No momento em que eu reparava nesses detalhes – porém, sem maiores pensamentos; reparando por reparar - ela olhou para o celular e ergueu a cabeça, que até então estava abaixada, afundada naquela mau-humor carrancudo. Depois, como reflexo, olhou pela janela. O ônibus estava parado num semáforo e do lado de fora havia algum estabelecimento comercial. Não tive tempo de constatar se era loja, açougue ou padaria. Minha atenção ficou voltada para o que acontecia num espaço que ia da poltrona ao meu lado até a calçada ao lado do ônibus. Na frente do tal estabelecimento estavam dois rapazes. Um deles sorria e acenava. O outro era mero coadjuvante, fazia um comentário qualquer. Era nítida a alegria do rapaz que acenava. Tão nítida que mal pude reparar se era mesmo rapaz, jovem, ou se era velho. Tudo que lembro é que usava boné vermelho, desbotado, quase laranja, e camiseta branca. E ao meu lado estava outra mulher. Nada daquela carranca, nada de mau-humor. Ela sorria o sorriso mais leve que já vi. Os olhos brilhavam. Ela acenava freneticamente, quase de modo infantil. O sinal abriu, o ônibus deu partida, ela ainda deu um último aceno, que foi imediatamente correspondido. O sorriso durou ainda minutos suficientes para eu descer do ônibus e poder apreciar um restinho dele morrendo nos lábios de mulher gorda e não mais carrancuda.

Seria o rapaz um namorado? Será que toda a história começou com esse ônibus, que passa todo dia pelo mesmo lugar e com essa mulher, que senta todo dia na mesma poltrona? Seria ele um amante, alívio das horas em que a mulher passa perto do marido que não mais ama? Ou será um filho, no primeiro dia do novo emprego?

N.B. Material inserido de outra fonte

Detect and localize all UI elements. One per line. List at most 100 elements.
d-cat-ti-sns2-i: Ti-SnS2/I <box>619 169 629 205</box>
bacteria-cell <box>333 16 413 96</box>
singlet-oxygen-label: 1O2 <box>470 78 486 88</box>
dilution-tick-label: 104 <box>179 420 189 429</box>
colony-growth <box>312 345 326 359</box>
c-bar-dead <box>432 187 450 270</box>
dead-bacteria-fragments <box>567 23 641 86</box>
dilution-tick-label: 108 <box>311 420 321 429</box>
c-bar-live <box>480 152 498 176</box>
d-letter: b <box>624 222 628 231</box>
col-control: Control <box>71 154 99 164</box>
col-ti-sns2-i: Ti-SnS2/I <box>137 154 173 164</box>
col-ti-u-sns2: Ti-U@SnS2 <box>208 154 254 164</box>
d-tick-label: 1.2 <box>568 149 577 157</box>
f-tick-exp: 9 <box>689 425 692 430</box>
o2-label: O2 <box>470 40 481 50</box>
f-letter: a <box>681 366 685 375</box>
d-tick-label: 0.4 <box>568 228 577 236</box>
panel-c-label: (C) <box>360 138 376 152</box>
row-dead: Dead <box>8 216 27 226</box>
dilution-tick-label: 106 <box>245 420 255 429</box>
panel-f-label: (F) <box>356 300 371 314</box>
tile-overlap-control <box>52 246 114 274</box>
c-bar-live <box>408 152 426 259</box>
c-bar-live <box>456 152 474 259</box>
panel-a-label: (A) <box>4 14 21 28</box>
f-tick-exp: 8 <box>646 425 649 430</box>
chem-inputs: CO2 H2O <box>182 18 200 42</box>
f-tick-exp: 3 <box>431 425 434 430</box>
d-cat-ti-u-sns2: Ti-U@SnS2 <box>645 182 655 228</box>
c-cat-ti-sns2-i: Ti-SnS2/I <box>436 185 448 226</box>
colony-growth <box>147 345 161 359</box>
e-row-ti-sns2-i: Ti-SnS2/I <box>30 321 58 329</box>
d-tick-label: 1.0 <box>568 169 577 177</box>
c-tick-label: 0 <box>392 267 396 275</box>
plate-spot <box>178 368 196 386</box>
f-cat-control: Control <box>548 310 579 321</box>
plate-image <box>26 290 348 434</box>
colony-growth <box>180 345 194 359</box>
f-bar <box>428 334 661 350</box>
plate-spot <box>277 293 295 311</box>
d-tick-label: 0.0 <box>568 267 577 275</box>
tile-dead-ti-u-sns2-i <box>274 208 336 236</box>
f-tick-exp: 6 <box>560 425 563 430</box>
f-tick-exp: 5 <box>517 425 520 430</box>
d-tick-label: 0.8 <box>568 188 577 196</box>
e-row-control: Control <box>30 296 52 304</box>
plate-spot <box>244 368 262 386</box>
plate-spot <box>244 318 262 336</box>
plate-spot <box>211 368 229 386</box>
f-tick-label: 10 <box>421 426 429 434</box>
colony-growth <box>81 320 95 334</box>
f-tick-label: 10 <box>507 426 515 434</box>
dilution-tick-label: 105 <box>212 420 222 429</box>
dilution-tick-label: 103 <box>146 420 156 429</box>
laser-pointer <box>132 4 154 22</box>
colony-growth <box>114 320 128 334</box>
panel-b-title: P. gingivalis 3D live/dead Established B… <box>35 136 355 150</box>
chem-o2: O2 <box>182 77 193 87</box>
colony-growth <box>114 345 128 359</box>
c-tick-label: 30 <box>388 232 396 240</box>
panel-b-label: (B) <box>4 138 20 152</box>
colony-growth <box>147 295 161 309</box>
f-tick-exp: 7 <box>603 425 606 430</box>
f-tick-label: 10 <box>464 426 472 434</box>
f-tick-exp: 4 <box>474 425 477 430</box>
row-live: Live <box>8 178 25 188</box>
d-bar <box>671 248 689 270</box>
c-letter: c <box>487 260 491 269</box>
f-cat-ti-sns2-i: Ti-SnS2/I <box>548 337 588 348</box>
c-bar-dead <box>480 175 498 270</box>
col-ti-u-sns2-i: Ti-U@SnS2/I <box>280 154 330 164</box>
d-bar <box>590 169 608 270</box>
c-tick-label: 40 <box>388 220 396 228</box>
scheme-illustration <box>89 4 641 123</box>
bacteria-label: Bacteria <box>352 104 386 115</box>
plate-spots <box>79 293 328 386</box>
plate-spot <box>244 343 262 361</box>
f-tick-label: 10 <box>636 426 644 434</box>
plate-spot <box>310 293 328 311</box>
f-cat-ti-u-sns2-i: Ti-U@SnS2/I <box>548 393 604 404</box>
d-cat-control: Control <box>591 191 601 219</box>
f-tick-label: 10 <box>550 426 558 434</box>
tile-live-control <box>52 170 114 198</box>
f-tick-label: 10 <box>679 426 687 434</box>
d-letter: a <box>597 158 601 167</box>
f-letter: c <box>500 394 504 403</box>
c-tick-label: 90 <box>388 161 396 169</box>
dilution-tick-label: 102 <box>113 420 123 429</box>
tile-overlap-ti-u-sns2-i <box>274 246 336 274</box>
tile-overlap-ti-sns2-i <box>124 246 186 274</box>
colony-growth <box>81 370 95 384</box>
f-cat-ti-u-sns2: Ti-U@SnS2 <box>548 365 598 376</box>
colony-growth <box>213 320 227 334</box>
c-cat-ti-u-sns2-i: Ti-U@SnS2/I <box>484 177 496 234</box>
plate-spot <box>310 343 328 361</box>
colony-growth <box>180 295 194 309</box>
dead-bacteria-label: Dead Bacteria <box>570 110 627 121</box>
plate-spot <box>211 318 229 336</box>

As dúvidas me acompanharam até os 15 minutos de viagem dentro do ônibus intermunicipal que peguei em seguida. Acompanharam-me até a mulher morena da poltrona do outro lado do corredor me pedir o celular emprestado.

4 comentários:

Michele Matos disse...

É legal imaginar toda a história que existe por trás de cada rosto desconhecido, gosto de reparar os tics nervosos, pés que balançam freneticamente, olhos que piscam muito...essas coisas...
texto ótimo!

Theo disse...

que preconceito com gorda amor!!!!!!!!
ajdajisdahudahsudahsudhuasdhuasdhua to brincandoooooooo

mto bom t amo

anamariacorri disse...

Marita disse "Nossa, ela eh inspiradíssima, neh?", porque além de ler eu mostro pra todo mundo, que nem aquela mãe orgulhosa que conta pra todas as amigas aquela habilidade inútil do filho mais novo huahuauha
Enfim... acho q td mundo faz isso q vc disse ... pelo menos td mundo q tem problema na cabeça q nem agente ahuuhahua
Adoro suas histórias, vc sabe....
Bjaoo

Luciano disse...

taí, gostei bastante mesmo.
A coisa mais odiável do mundo é quando uma dessas pessoas semi-conhecidas senta ao seu lado e voce, demoradamente, é obrigado a desatar os fones do MP3.